Он проходил через деревню и, подойдя к окну старосты, попросил напиться. Староста дал ему квасу и заговорил с ним. Но прохожий отвечал, против обыкновении странников, очень неохотно. Староста спросил у него документ, документа не оказалось. И прохожего задержали, решив отправить в волость. Староста выбрал в конвоиры ему сотского и теперь, в избе у себя, напутствовал его, оставив арестанта среди толпы, — она грубо потешалась над ним.
Но вот на крыльце избы явился подслеповатый старик с лисьим лицом и седой, клинообразной бородкой. Он степенно опускал ноги в сапогах со ступени на ступень, и круглый его животик солидно колыхался под длинной ситцевой рубахой. А из-за его плеча высовывалось бородатое четырёхугольное лицо сотского.
— Понял, Ефимушка? — спросил староста у сотского.
— Чего тут не понять? Всё понял. Обязан, значит, я проводить этого человека к становому и — больше никаких! — Проговорив свою речь раздельно и с комической важностью, сотский подмигнул публике.
— А бумага?
— А бумага, — она за пазухой у меня живёт.
— Ну, то-то! — вразумительно сказал староста и добавил, крепко почесав себе бок:
— С богом, значит, айдате!
— Пошли! Шагаем, что ли, отче? — улыбнулся сотский арестанту.
— Вы бы хоть подводу дали, — глухо ответил тот на предложение сотского. Староста ухмыльнулся.
— Подво-оду? Ишь ты! Вашего брата, проходимца, много тут шныряет по полям, по деревням… лошадей про всех не хватит.

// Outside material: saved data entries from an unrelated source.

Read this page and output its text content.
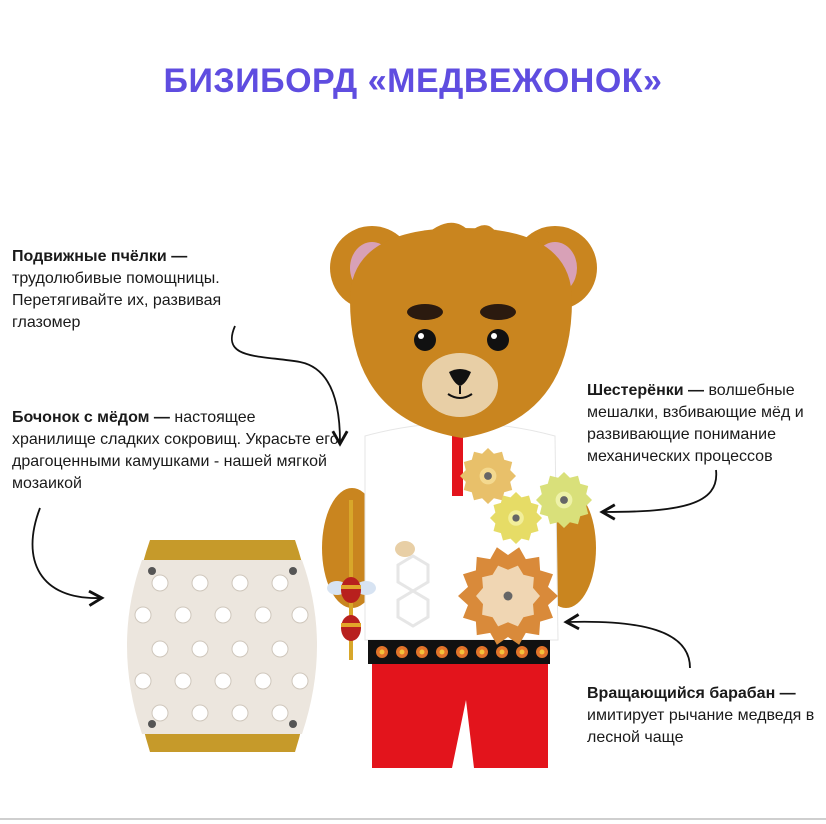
БИЗИБОРД «МЕДВЕЖОНОК»
Подвижные пчёлки — трудолюбивые помощницы. Перетягивайте их, развивая глазомер
Бочонок с мёдом — настоящее хранилище сладких сокровищ. Украсьте его драгоценными камушками - нашей мягкой мозаикой
Шестерёнки — волшебные мешалки, взбивающие мёд и развивающие понимание механических процессов
Вращающийся барабан — имитирует рычание медведя в лесной чаще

Прошагаешь и пехтурой.
— Ничего, отец, идём! — ободряюще заговорил сотский. — Ты думаешь, далече нам? Дай бог, два десятка вёрст! Мы с тобой, отче, живо докатим. А там ты и отдохнёшь…
— В холодной, — пояснил староста.
— Это ничего, — торопливо заявил сотский, — человеку, который ежели устал, и в тюрьме отдых. А потом — холодная-то — она прохладная, — после жаркого дня в ней куда хорошо!
Арестант сурово оглянул своего конвоира — тот улыбался весело и открыто.
— Ну-ка, айда, отец честной! Прощай, Василь Гаврилыч! Пошли!
— С господом, Ефимушка!.. Смотри в оба.
— А зри — в три! — подкинул сотскому какой-то молодой парень из толпы.
— Н-ну! Малый я ребёнок, али что?
И они пошли, держась близко к избам, чтобы идти по полосе тени. Человек в рясе шёл впереди, развинченной, но спорой походкой привычного к ходьбе. Сотский, со здоровой палкой в руке, сзади него.
Ефимушка был мужичок низенького роста, коренастый, с широким добрым лицом в раме русой, свалявшейся в клочья бороды, начинавшейся от его серых ясных глаз. Он всегда почти улыбался чему-то, показывая жёлтые зубы и так наморщивая переносье, точно он хотел чихнуть. Одет он был в азям, заткнув его полы за пояс, чтоб они не путались в ногах, на голове у него торчал тёмно-зелёный картуз без козырька, напоминая арестантскую фуражку.
Шли они по узкой просёлочной дороге; она вьюном вилась в волнистом море ржи, и тени путников ползли по золоту колосьев.
На горизонте синела грива леса, влево, бесконечно далеко вглубь, расстилались засеянные поля; среди них лежало тёмное пятно деревни, за ней опять поля, тонувшие в голубоватой мгле.
Справа, из-за купы вётел, вонзился в синее небо обитый жестью и ещё не выкрашенный шпиль колокольни — он так ярко блестел на солнце, что на него было больно смотреть.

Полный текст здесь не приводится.